As to the rabidly intolerant milieu of her childhood, she explained:
“In my home, life was framed as an epic spiritual battle between good and evil. The good was my church and its members, and the evil was everyone else.”
She said her time in the church was spent traveling around the country telling people they were “unclean” and that if they didn’t get clean they were “headed for damnation.” Except that the Westboro cult’s ideology of what constituted “unclean” was patently hateful and inhumane. Nonetheless, Phelps-Roper argued that it was all she knew in her cloistered environment.
“This was the focus of our whole lives,” she explained. “This was the only way for me to do good in a world that sits in Satan’s lap.”
But that’s about as much criticism as she could muster against the moral and ethical monsters in her former church.
‘My church’s antics’
“My church’s antics were such that we were constantly at odds with the world, and enforced our ‘otherness’ on a daily basis.”

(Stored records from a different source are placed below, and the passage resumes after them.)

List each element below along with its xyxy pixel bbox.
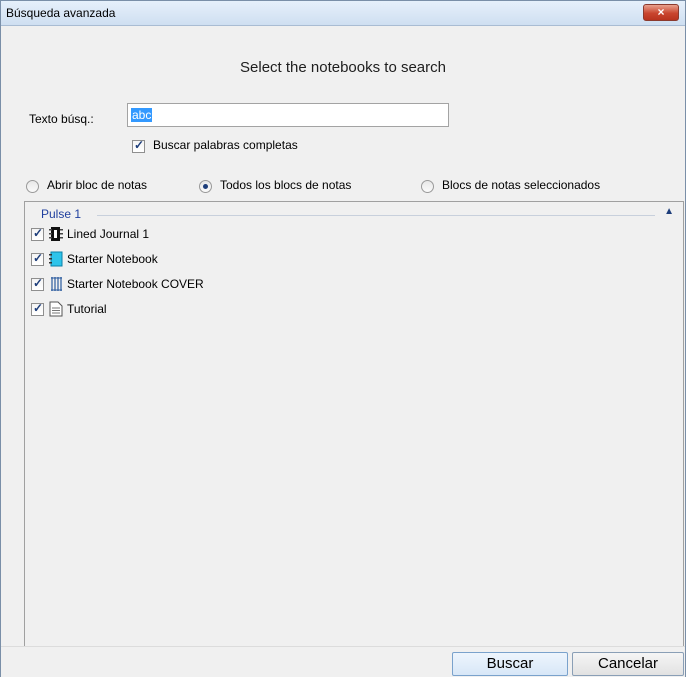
cancel-button[interactable]: Cancelar: [572, 652, 684, 676]
notebook-checkbox[interactable]: [31, 251, 44, 266]
dialog-content: Select the notebooks to search Texto bús…: [1, 26, 685, 677]
notebook-label: Tutorial: [67, 302, 107, 316]
notebook-list: Pulse 1 ▲ Lined Journal 1 St: [24, 201, 684, 664]
search-text-label: Texto búsq.:: [29, 112, 94, 126]
document-icon: [49, 301, 63, 317]
close-icon: ×: [657, 5, 665, 19]
radio-selected-notebooks[interactable]: [421, 180, 434, 193]
starter-notebook-icon: [49, 251, 63, 267]
search-button[interactable]: Buscar: [452, 652, 568, 676]
close-button[interactable]: ×: [643, 4, 679, 21]
radio-open-notebook-label: Abrir bloc de notas: [47, 178, 148, 192]
notebook-checkbox[interactable]: [31, 301, 44, 316]
whole-words-label: Buscar palabras completas: [153, 138, 298, 152]
notebook-label: Lined Journal 1: [67, 227, 150, 241]
title-bar[interactable]: Búsqueda avanzada ×: [1, 1, 685, 26]
notebook-label: Starter Notebook COVER: [67, 277, 204, 291]
notebook-checkbox[interactable]: [31, 226, 44, 241]
window-title: Búsqueda avanzada: [6, 6, 116, 20]
radio-selected-notebooks-label: Blocs de notas seleccionados: [442, 178, 601, 192]
lined-journal-icon: [49, 227, 63, 241]
collapse-icon[interactable]: ▲: [664, 206, 674, 217]
advanced-search-dialog: Búsqueda avanzada × Select the notebooks…: [0, 0, 686, 677]
radio-all-notebooks-label: Todos los blocs de notas: [220, 178, 352, 192]
radio-all-notebooks[interactable]: [199, 180, 212, 193]
button-bar: Buscar Cancelar: [1, 646, 685, 677]
notebook-label: Starter Notebook: [67, 252, 158, 266]
group-divider: [97, 215, 655, 216]
radio-open-notebook[interactable]: [26, 180, 39, 193]
group-title: Pulse 1: [41, 207, 82, 221]
whole-words-checkbox[interactable]: [132, 138, 145, 153]
notebook-checkbox[interactable]: [31, 276, 44, 291]
search-input[interactable]: abc: [127, 103, 449, 127]
search-input-value: abc: [131, 108, 153, 122]
dialog-heading: Select the notebooks to search: [240, 59, 446, 76]
spiral-notebook-icon: [51, 277, 62, 291]
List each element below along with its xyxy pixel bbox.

Antics? That’s like calling President Trump’s racist, xenophobic, misanthropic, cruel behavior unorthodox.
It misses the moral point. The terms “antics” and “otherness” are purposefully chosen to avoid moral implication. The alternate terms “hateful behavior” and “inhumane,” respectfully, are far more honest and descriptive in their contexts.
Phelps-Roper said when she first encountered people on the Twitter platform, they were uniformly hostile but as she tried to respectfully respond with bible verses, “pop culture references and smiley faces,” she said a conversation inevitably ensued “full of genuine curiosity on both sides. How could the other have come to such outrageous conclusions about the world.”
This is where my red flags went up. I immediately thought of President Trump’s “There are very fine people on both sides” statement after a young woman was killed at a neo-Nazi skinhead rally in Charlottesville, Virginia in the summer of 2017.
In other words, white-supremacist, anti-Semite, racist thugs can be fine people, too, alongside people who honorably protest that kind of despicable ideology. A false equivalence if there ever was one.
Mercy for the unmerciful?
It seems Ms. Phelps-Roper, after supposedly seeing the error of her ways, was seeking mercy and amnesty for her unmerciful behavior during her years with the Westboro gang.
But as I watched this soothing video, I kept thinking what a devilishly subversive tactic it would be if she were simply using her beauty and sonorous voice to get people into a continuing dialogue that included indoctrination into all of the crazy things Westboro folks believe.
It would be like the evangelical Good News Clubs that indoctrinate children in Christianity at after-school get-togethers directed by kindly adults who also offer sweets.